На ферме то же самое. У домиков, где живут работники, на ящик водружен черно-белый телевизор, и люди сгрудились перед судорожно дергающимся экраном. В доме Ломбард Саломея смотрит на разворачивающуюся битву, нахмурив брови. Она не знает правил, все это для нее шум и пустая подвижная картинка, но чем-то удерживает. В дверном проеме за ее спиной, наполовину в той комнате, наполовину в этой, стоит Лукас, даже он нехотя уделяет внимание, не вытаскивая рук из карманов.
В хозяйском доме в воздухе разлиты подавленность и возбуждение, смесь, чреватая тошнотой. И алкоголь тут не помогает. А матч такой напряженный и захватывающий, что мебель начнешь царапать. Наши парни стоят насмерть, не дают Джоне Лому, этой горе мяса, прорваться, но у нас тоже нет результативных попыток, одни штрафные и дроп-голы всю дорогу, три очка у одних, три очка у других, зернышки победы и поражения. Движущая сила борьбы – мышцы и воля в безупречном единстве, тут надсада, напряг, натуга, но также и страстное желание, регби, хоть в нем и важна грубая сила, это в конечном счете противоборство духа, и, когда пошло добавочное время, когда всё могут решить сантиметры, секунды, ох, друзья, тут слова отказывают. И вот Джоэл Странски! И матч наш! И ничто никогда, никогда не сравнится с этой минутой торжества, все повскакивали и бросились обниматься, не знакомые друг с другом люди ликуют вместе на улицах, машины гудят и сигналят фарами.

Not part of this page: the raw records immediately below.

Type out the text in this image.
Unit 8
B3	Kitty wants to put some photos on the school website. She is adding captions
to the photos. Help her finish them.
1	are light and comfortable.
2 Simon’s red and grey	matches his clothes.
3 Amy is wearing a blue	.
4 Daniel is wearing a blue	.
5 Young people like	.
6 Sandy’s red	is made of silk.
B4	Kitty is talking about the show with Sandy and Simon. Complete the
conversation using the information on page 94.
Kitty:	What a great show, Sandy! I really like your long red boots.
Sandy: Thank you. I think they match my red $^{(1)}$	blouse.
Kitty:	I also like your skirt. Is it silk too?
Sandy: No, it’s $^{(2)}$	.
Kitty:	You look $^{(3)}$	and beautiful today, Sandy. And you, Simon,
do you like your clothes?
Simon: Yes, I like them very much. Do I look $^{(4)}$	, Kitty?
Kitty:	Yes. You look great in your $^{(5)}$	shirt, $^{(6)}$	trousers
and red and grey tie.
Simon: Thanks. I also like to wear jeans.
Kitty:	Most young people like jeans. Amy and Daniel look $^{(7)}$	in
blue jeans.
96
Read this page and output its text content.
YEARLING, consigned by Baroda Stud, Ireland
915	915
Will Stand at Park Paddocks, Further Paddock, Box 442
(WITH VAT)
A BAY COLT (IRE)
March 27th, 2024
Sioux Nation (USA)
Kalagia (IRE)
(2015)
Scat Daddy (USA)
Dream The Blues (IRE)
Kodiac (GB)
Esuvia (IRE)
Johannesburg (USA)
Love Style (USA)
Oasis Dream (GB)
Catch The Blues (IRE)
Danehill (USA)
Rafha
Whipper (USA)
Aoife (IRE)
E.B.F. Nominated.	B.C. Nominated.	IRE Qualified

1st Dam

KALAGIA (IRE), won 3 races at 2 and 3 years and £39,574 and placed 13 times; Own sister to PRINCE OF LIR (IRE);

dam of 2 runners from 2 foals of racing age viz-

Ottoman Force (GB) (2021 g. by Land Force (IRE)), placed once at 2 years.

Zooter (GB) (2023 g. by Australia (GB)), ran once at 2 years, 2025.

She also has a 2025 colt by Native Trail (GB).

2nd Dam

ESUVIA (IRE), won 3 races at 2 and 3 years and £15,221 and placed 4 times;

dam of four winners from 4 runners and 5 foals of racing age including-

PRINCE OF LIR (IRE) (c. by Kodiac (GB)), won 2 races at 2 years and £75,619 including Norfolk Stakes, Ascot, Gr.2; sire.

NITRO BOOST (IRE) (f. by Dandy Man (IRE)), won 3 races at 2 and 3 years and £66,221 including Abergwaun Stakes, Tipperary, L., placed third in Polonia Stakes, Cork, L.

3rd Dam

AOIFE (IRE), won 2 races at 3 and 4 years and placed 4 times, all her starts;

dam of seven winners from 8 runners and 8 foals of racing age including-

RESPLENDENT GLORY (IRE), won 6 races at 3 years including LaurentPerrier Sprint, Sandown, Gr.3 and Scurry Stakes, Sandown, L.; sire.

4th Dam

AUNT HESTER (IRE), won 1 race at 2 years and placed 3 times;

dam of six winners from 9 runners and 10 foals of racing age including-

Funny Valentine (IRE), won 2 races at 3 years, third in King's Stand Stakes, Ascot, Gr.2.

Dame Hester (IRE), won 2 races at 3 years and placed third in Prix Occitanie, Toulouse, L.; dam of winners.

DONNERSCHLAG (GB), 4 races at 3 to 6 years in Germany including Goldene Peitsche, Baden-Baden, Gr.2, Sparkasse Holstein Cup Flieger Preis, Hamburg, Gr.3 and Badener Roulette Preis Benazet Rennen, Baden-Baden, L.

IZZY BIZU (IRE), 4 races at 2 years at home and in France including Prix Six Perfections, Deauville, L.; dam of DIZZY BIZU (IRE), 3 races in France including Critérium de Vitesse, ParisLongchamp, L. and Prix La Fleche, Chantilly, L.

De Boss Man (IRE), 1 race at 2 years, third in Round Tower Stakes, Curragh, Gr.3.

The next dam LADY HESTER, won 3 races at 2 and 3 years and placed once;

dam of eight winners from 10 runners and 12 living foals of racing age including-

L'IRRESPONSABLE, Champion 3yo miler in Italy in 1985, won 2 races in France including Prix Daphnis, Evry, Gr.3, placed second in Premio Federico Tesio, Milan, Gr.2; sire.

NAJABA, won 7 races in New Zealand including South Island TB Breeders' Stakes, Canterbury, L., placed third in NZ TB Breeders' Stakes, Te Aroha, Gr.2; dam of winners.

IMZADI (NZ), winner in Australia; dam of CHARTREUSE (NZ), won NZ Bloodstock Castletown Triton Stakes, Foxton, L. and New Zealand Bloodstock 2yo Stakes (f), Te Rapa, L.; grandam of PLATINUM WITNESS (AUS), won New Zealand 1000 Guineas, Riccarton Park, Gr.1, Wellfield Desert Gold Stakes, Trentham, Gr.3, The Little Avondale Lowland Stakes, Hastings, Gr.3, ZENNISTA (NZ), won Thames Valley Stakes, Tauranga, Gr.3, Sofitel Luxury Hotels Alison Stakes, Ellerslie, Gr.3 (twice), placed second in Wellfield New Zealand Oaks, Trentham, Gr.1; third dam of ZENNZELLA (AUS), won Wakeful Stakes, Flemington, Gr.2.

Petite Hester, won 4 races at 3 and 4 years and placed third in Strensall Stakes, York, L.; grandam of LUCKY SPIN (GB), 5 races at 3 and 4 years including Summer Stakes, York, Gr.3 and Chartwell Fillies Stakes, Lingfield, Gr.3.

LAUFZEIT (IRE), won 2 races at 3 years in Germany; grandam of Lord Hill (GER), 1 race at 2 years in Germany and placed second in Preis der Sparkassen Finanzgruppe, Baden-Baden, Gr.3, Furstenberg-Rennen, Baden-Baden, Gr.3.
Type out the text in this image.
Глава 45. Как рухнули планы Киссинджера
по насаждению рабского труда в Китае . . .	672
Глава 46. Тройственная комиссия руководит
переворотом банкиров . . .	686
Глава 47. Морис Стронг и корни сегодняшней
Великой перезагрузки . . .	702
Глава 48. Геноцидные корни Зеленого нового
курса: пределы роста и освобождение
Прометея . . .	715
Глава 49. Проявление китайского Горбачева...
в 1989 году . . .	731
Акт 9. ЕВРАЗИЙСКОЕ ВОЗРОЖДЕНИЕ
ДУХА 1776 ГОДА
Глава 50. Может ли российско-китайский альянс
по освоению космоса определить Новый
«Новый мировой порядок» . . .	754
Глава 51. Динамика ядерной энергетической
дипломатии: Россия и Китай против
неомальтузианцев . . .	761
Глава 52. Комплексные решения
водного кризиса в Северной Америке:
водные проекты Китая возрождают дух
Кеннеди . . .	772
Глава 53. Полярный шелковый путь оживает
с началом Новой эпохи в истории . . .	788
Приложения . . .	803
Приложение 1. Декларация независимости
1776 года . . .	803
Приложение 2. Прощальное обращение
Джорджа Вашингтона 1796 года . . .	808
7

Но это еще не всё. Когда Мандела в зеленой регбийке Антилоп вручает кубок капитану сборной Франсуа Пинару, ну, я вам скажу, это нечто. Чистая религия. Здоровенный бур и старый террорист жмут друг другу руки! Кто бы мог… боже ты мой. Многим приходит на память день, когда Мандела вышел из тюрьмы, впервые в телеэфире, всего несколько лет тому назад, и никто не знал, каким он появится, как будет выглядеть. Теперь его лицо везде и всюду, отеческое, дружелюбное, строгое, но незлопамятное, или одаряющее всех нас сиянием доброй улыбки рождественского деда, вот как сейчас. Ну как тут не прослезиться, думая о нашей прекрасной родине! Мы все поразительные, под стать этому мигу.
Но где Амор?
Не знаю, недавно вроде тут была…
Кто спрашивает и кто отвечает, если вопрос вообще задан, трудно сказать, столько всего сразу. Но Амор точно нет поблизости в эту славную минуту, она выскользнула из комнаты и куда-то делась. Может, ее и вовсе тут не было, а?
Ну и ладно, бог с ней тогда. Раз не желает приобщаться.
Это определенно Астрид говорит, или, возможно, тетя Марина, они в эти дни почти одно и то же лицо, но в любом случае не у них одних такое чувство. Бог с ней, раз не желает приобщаться. Всем, не только пожилым тетушкам, ясно, что сколь бы ни изменилась Амор в других отношениях, она по-прежнему отчуждена и обособлена. Всегда была необычной девочкой, прошу прощения, женщиной.